Looking back, I'm not sure how strong that particular argument really
was, but I don't think we really spent a lot time focusing on that
argument, given that extents were what was going to give the very
clear win.

Something that might be worth experimenting with is extending the
EXT4_IOC_PRECACHE_EXTENTS to support indirect blocks mapped file.  If
we have managed to keep all of the indirect blocks close together at
the beginning of the flex_bg, and if we have indeed succeeded in
keeping the data blocks contiguous on disk, then sucking in all of the
indirect blocks and distilling it into a few extent status cache
entries might be the best way to accelerate performance.

If we can keep the data blocks for the multi-gigabyte file completely
contiguous on disk, then all of the indirect blocks (or extent tree)
can be stored in memory in a single 40 byte data structure.  (Of
course, with a legacy ext3 file system layout, the 128 megs or so the
data blocks will be broken up by the block group metadata --- this is
one of the reasons why we implemented the flex_bg feature in ext4, to
relax the requirement that the inode table and allocation bitmaps for
a block group have to be stored in the block group.  Still, using 320
bytes of memory for each 1G file is not too shabby.)

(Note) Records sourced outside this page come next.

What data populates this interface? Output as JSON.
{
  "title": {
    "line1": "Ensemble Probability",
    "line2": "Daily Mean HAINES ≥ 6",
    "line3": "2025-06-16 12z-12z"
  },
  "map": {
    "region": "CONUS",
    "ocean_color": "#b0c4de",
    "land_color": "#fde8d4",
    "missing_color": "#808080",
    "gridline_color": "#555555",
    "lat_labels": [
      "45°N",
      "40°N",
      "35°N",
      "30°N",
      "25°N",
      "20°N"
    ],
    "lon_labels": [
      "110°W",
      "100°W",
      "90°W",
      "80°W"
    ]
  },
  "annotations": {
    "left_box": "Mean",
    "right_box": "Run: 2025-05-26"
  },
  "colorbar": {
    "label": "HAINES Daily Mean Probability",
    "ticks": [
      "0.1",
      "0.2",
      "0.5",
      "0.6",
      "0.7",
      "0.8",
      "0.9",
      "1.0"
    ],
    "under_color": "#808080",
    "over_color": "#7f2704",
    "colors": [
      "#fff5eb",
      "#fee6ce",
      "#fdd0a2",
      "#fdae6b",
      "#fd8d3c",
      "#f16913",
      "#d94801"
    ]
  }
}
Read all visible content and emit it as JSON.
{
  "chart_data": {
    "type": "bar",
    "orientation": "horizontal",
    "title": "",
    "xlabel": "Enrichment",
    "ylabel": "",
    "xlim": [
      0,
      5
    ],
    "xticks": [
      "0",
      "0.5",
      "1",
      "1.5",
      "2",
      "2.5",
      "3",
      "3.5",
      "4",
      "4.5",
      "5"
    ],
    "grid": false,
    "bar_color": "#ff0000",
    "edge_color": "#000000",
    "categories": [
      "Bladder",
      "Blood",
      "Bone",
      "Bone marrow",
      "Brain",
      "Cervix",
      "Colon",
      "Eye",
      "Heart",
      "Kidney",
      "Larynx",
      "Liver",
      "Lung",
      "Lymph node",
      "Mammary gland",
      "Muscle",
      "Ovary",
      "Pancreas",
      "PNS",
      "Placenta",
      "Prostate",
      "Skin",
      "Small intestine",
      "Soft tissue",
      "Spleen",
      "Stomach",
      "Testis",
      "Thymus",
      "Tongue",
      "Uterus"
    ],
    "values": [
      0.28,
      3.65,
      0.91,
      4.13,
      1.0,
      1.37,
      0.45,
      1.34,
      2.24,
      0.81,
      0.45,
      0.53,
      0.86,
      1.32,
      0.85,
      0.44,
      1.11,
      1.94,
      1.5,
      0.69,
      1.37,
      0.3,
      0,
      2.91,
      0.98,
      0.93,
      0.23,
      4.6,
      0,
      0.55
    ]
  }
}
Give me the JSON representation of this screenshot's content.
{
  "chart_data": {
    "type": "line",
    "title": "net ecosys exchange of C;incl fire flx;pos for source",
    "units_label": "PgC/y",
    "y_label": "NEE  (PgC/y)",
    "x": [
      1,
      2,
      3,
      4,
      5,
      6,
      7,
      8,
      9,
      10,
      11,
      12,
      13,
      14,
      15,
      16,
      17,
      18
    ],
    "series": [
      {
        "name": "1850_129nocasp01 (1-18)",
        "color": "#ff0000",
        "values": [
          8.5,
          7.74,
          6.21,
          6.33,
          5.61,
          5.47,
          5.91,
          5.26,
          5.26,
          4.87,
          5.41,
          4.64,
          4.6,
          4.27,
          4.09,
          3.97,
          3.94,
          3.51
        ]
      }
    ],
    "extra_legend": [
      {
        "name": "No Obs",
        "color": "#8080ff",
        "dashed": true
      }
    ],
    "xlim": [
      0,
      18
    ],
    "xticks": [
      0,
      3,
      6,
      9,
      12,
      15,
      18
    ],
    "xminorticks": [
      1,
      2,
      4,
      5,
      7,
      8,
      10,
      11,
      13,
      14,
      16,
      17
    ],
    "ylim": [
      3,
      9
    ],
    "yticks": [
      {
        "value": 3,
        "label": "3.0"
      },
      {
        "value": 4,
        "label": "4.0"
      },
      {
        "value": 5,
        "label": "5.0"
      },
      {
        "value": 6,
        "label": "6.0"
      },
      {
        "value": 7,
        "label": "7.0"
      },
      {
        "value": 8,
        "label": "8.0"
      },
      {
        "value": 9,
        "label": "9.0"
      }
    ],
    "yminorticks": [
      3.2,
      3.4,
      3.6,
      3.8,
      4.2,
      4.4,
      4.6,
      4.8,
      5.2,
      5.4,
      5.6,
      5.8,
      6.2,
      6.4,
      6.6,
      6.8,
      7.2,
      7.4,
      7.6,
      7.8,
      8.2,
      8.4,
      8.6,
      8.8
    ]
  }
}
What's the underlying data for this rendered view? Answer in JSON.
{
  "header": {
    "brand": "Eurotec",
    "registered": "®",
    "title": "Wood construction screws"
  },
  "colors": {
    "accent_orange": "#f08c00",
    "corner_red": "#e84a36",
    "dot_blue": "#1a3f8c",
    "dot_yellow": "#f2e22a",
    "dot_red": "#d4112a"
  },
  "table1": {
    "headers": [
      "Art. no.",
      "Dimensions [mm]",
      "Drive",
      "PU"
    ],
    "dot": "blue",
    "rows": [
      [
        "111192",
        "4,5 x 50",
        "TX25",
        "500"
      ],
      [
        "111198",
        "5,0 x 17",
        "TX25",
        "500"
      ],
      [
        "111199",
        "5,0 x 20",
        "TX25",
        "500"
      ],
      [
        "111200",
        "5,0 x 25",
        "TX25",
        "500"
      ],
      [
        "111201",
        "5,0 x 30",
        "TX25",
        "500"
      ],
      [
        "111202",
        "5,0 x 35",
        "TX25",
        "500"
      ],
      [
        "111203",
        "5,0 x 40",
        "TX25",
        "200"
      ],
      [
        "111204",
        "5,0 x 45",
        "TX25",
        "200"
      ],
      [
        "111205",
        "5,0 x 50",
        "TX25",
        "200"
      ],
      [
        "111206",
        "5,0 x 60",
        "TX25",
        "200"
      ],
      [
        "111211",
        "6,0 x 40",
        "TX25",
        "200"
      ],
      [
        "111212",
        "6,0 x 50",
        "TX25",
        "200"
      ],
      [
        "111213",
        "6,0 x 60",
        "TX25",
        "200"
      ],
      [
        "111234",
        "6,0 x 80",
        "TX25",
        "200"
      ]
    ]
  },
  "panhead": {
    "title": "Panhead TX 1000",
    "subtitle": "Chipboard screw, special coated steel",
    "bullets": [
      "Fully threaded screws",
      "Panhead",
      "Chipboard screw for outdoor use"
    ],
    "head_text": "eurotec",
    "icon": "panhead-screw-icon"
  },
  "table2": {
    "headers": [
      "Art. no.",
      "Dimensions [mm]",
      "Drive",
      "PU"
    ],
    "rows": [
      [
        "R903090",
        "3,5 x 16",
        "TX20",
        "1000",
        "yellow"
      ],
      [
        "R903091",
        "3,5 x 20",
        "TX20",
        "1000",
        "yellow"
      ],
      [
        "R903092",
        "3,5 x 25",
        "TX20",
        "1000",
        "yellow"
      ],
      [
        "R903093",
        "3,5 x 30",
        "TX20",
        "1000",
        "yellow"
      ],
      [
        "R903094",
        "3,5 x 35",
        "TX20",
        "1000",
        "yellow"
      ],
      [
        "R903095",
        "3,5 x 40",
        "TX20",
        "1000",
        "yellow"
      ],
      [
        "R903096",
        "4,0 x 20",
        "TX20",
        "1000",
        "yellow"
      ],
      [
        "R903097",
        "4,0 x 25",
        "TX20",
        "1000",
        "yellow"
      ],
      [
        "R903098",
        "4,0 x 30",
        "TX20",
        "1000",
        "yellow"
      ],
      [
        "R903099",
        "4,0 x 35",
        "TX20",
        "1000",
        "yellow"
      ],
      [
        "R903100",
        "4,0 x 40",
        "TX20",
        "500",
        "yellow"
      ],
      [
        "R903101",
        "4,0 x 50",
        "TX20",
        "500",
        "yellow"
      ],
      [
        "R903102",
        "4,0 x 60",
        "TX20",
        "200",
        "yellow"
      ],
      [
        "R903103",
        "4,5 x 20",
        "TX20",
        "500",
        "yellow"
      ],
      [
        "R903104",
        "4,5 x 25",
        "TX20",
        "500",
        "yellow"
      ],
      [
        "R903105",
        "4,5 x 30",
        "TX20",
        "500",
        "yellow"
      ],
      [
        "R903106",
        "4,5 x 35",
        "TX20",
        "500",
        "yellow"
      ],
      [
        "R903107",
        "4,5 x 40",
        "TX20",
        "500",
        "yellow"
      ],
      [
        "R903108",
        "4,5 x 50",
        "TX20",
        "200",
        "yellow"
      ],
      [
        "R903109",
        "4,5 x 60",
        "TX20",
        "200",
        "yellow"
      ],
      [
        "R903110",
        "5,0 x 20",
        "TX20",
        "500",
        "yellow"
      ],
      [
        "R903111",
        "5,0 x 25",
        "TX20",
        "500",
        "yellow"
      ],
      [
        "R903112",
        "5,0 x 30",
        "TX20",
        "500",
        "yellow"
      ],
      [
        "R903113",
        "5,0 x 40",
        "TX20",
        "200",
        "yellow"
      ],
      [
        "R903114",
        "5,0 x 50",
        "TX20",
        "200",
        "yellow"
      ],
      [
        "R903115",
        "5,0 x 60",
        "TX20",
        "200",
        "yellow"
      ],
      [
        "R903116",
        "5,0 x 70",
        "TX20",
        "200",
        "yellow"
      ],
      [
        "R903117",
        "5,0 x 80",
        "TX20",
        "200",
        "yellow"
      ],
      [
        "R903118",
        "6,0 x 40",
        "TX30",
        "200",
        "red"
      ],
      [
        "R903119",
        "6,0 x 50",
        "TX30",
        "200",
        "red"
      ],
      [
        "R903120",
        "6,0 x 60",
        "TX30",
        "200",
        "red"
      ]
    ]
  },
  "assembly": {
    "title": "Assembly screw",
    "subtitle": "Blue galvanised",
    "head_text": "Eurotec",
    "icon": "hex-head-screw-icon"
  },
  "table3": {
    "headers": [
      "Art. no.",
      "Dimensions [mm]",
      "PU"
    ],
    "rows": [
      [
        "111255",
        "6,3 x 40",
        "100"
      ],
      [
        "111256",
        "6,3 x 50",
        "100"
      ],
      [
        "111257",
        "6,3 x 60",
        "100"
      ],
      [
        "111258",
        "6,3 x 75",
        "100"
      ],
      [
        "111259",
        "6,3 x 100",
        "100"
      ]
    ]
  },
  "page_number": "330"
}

That way, we get the best of both worlds; because the indirect blocks
are close to each other (instead of being inline with the data blocks)
things like deleting the file will be fast.  But so will precaching
all of the logical->physical block data, since we can read all of the
indirect blocks in at once, and then store it in memory in a highly
compacted form in the extents status cache.